Two of the students on my visit were from Brighton and Hove—Joe and Mattie from Cardinal Newman and Brighton College schools. They showed the depth of thinking, sensitivity and thoughtfulness that makes me so proud of young people today. Together, we saw: the cells in which people who tried to escaped were bricked up and starved to death; the wall against which so many people were shot dead that the ground beneath could no longer soak up the blood; the desperately cold cabins where people slept; the train tracks that brought people to their deaths in cattle trucks; and the sidings where doctors—the people trained to save and enhance life—used their training to decide who was strong enough to work and who should be put to death that very day. For those of us who celebrate the good of which humanity is capable, it is a shattering place to visit.

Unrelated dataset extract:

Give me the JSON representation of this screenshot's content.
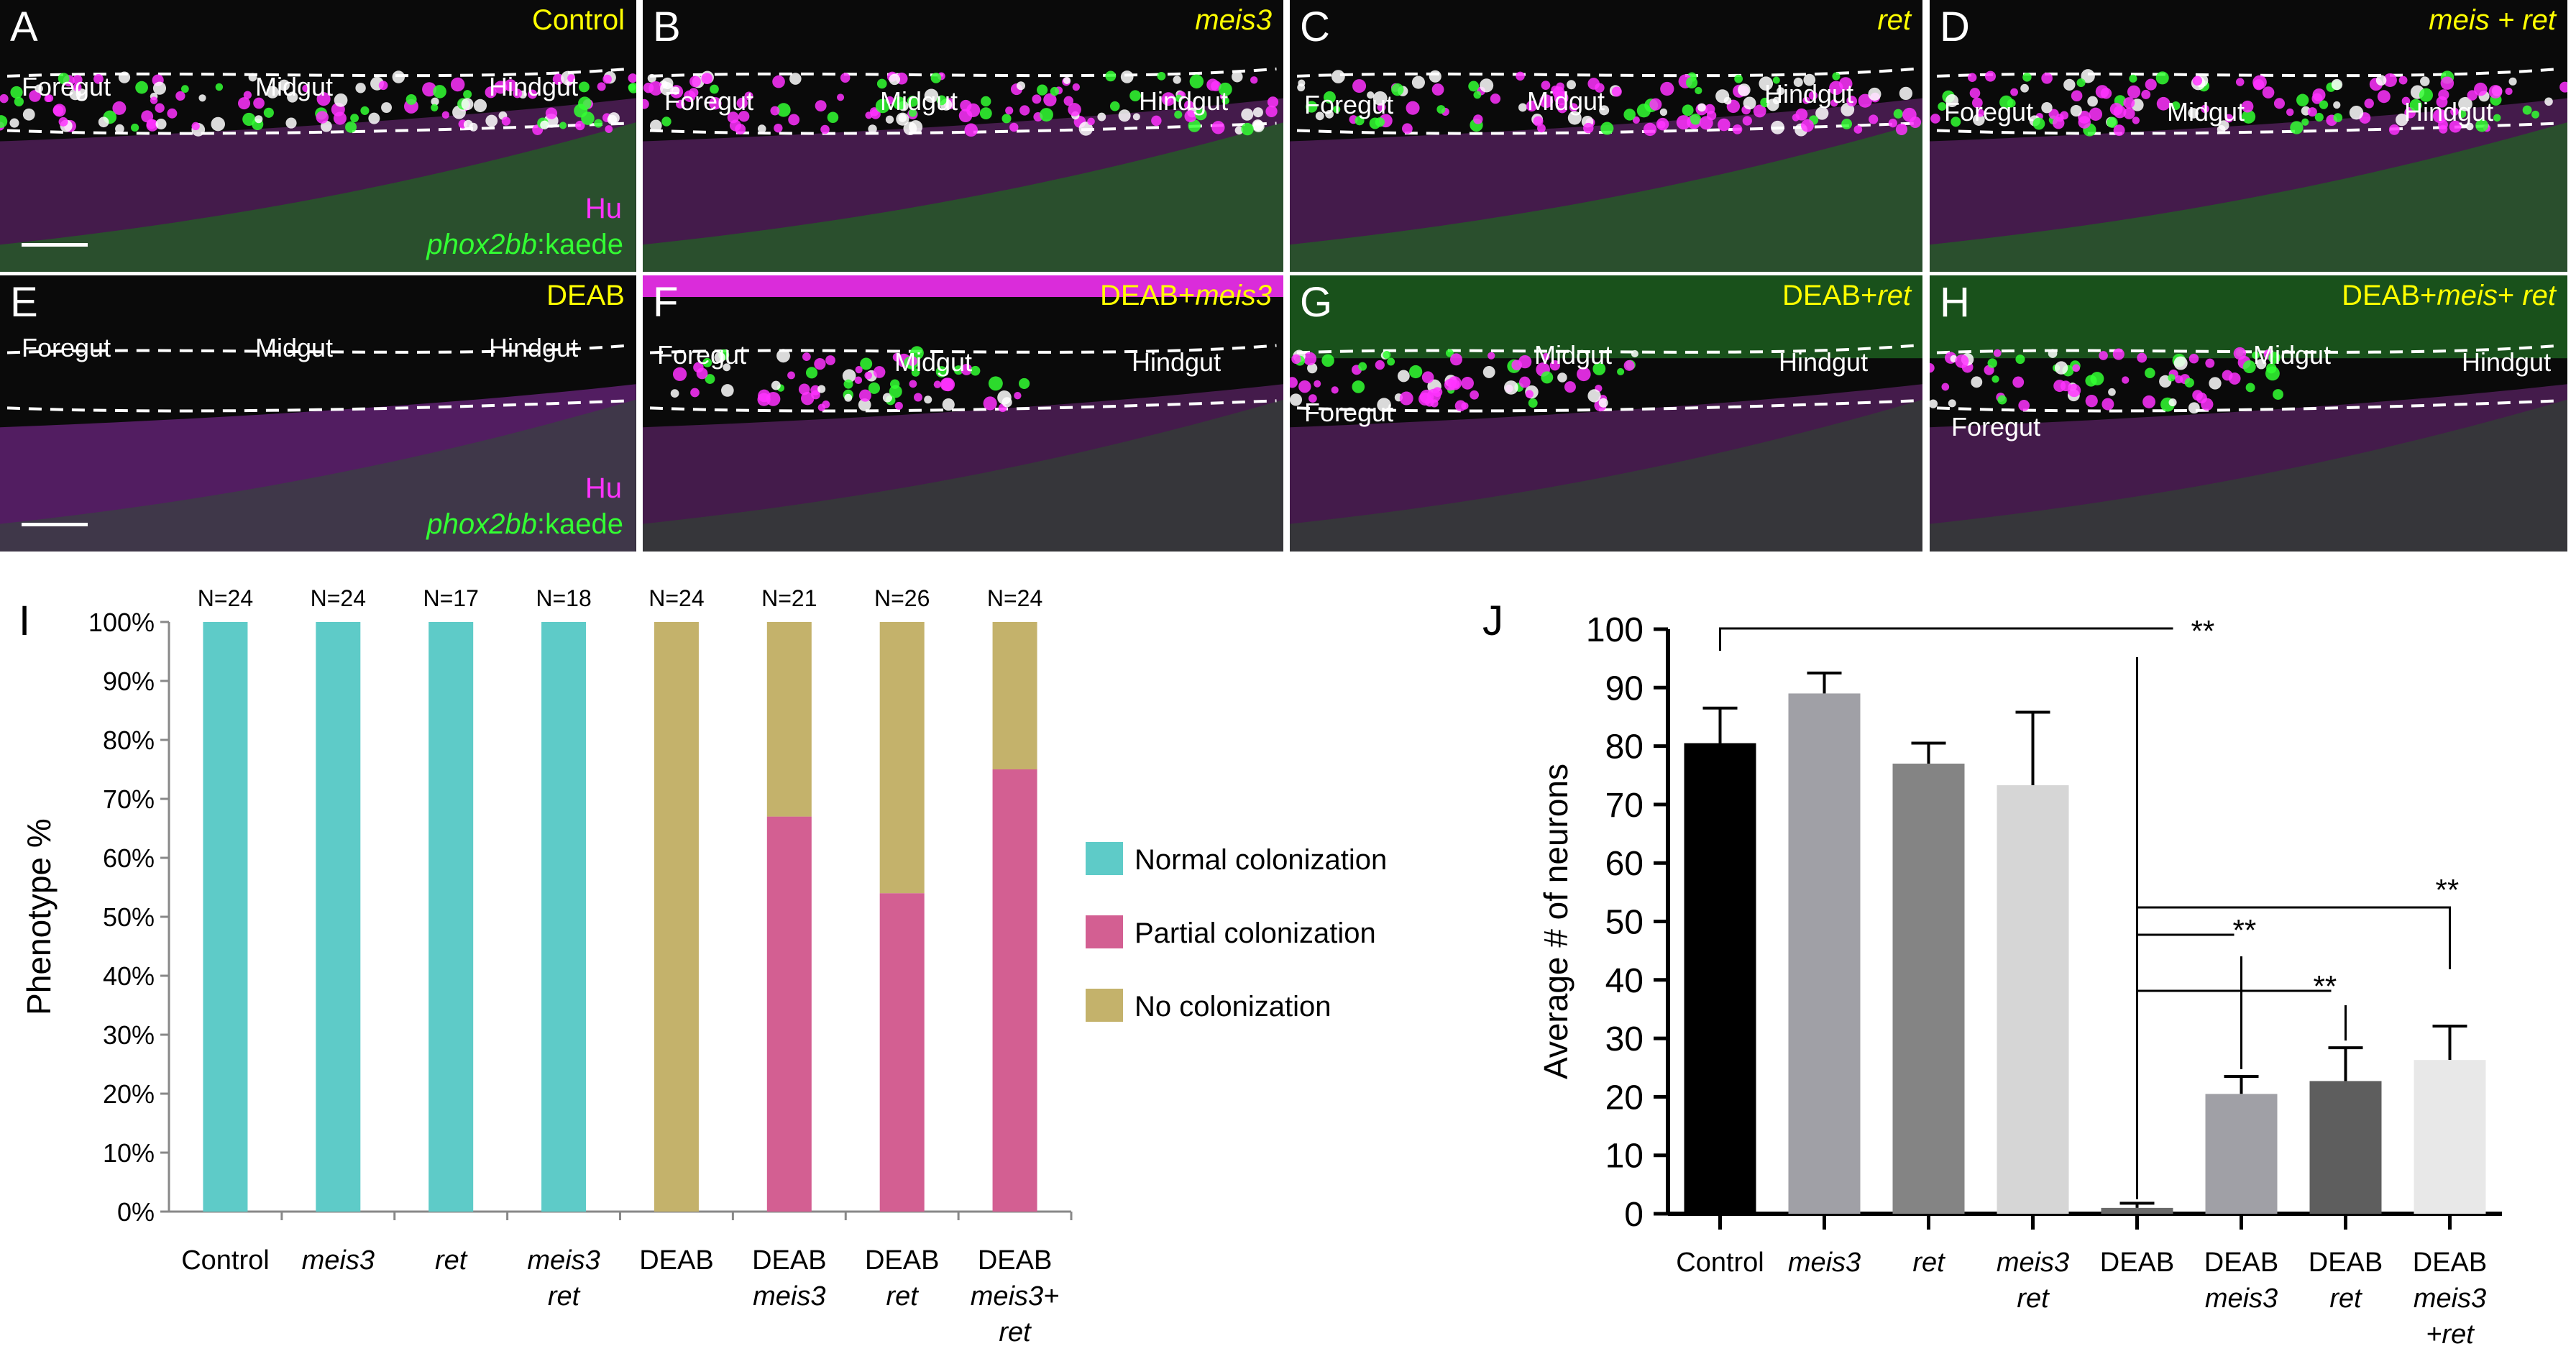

At the end of our tour, guided by extraordinary staff from the Auschwitz museum, we gathered at the top of the Auschwitz-Birkenau rail tracks. We stood directly between the remains of two former gas chambers where tens of thousands of people lost their lives. There in the darkness, we listened to poetry read by students. Then a rabbi sang prayers, which echoed around the still remains of huts, gas chambers and the forest. The beauty of the prayers, for a moment, pierced the horror of our location. The symbolism of Jewish prayers being sung in that place was lost on no one.

As we departed, we left behind us lighted candles along the tracks. From the entrance, they looked like a blazing pathway of light into the terrible darkness that still hangs over that place. That is the image that remains most strong in my mind, because a blazing pathway of light is what history needs from our generation and those in the future. It will come in the form of remembering, of learning and of being brave enough to confront hatred. For those of us in public life, it will mean using the power we have to unite and temper at times of anger and confusion and never to exploit.

Those are just some of the many lessons that I have learned from listening and discussing not only the holocaust, but its role in shaping modern Jewish life in Hove and across Britain. It is also why moments of reflection such as this, in the House of Commons through to the community schools and living rooms across the country, are so desperately important.